🤖 AI Summary
This work addresses the limited ability of multimodal large language models (MLLMs) to proactively request user assistance in perception-constrained scenarios—such as occluded, low-quality, or abstract sketch inputs. To this end, we present ProactiveBench, the first systematically defined benchmark for evaluating proactive behavior in MLLMs, integrating seven existing datasets into a unified evaluation framework. Our comprehensive assessment of 22 prominent models reveals that model scale shows no significant correlation with proactivity, and that in-context learning may introduce detrimental biases. We further propose a reinforcement learning–based fine-tuning approach that substantially enhances both proactivity and generalization across seen and unseen tasks. The benchmark and associated code are publicly released to support future research.
📝 Abstract
Effective collaboration begins with knowing when to ask for help. For example, when trying to identify an occluded object, a human would ask someone to remove the obstruction. Can MLLMs exhibit a similar "proactive" behavior by requesting simple user interventions? To investigate this, we introduce ProactiveBench, a benchmark built from seven repurposed datasets that tests proactiveness across different tasks such as recognizing occluded objects, enhancing image quality, and interpreting coarse sketches.
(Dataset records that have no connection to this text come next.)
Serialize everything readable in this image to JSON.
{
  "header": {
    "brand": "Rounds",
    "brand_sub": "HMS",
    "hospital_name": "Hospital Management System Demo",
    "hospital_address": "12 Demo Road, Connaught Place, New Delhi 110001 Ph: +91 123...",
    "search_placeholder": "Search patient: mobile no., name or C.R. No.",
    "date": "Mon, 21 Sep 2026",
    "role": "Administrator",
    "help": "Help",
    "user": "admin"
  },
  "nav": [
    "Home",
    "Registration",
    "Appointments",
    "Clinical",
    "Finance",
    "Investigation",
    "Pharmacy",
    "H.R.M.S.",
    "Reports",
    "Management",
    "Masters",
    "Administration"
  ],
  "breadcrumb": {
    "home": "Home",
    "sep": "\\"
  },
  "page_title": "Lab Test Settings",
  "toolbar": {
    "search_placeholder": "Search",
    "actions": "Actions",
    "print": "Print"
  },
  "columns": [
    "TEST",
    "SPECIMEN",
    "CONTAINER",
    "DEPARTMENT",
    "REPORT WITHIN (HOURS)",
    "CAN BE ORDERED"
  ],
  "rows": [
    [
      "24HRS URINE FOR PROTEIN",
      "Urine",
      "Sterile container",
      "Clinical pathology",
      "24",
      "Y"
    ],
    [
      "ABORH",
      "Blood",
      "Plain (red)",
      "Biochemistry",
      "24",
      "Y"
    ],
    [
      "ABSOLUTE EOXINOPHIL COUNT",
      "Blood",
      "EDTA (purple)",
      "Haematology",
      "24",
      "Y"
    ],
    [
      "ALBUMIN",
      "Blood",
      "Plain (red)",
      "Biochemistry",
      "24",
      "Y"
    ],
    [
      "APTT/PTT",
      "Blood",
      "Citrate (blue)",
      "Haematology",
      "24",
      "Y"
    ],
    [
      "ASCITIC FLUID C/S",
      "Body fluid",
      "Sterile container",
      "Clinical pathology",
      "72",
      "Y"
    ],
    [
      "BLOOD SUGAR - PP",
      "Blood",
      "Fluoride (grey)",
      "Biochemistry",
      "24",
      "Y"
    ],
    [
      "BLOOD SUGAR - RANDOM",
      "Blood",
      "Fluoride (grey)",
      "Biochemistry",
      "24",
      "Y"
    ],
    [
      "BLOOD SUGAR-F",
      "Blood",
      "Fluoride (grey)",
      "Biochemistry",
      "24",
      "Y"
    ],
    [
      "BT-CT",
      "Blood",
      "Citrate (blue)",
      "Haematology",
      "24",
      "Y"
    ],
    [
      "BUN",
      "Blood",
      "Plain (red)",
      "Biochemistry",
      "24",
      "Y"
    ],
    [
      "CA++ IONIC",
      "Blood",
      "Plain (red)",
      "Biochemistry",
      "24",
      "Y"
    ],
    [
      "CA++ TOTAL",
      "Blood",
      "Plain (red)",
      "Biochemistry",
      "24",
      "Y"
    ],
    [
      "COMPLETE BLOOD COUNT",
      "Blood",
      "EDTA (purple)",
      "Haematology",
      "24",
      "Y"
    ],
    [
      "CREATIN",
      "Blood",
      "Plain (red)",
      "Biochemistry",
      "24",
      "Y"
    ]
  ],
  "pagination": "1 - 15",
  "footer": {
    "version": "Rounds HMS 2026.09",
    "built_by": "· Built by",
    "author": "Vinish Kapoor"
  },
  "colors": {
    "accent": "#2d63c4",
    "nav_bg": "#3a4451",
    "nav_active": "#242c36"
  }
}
We evaluate 22 MLLMs on ProactiveBench, showing that (i) they generally lack proactiveness; (ii) proactiveness does not correlate with model capacity; (iii) "hinting" at proactiveness yields only marginal gains. Surprisingly, we found that conversation histories and in-context learning introduce negative biases, hindering performance. Finally, we explore a simple fine-tuning strategy based on reinforcement learning: its results suggest that proactiveness can be learned, even generalizing to unseen scenarios. We publicly release ProactiveBench as a first step toward building proactive multimodal models.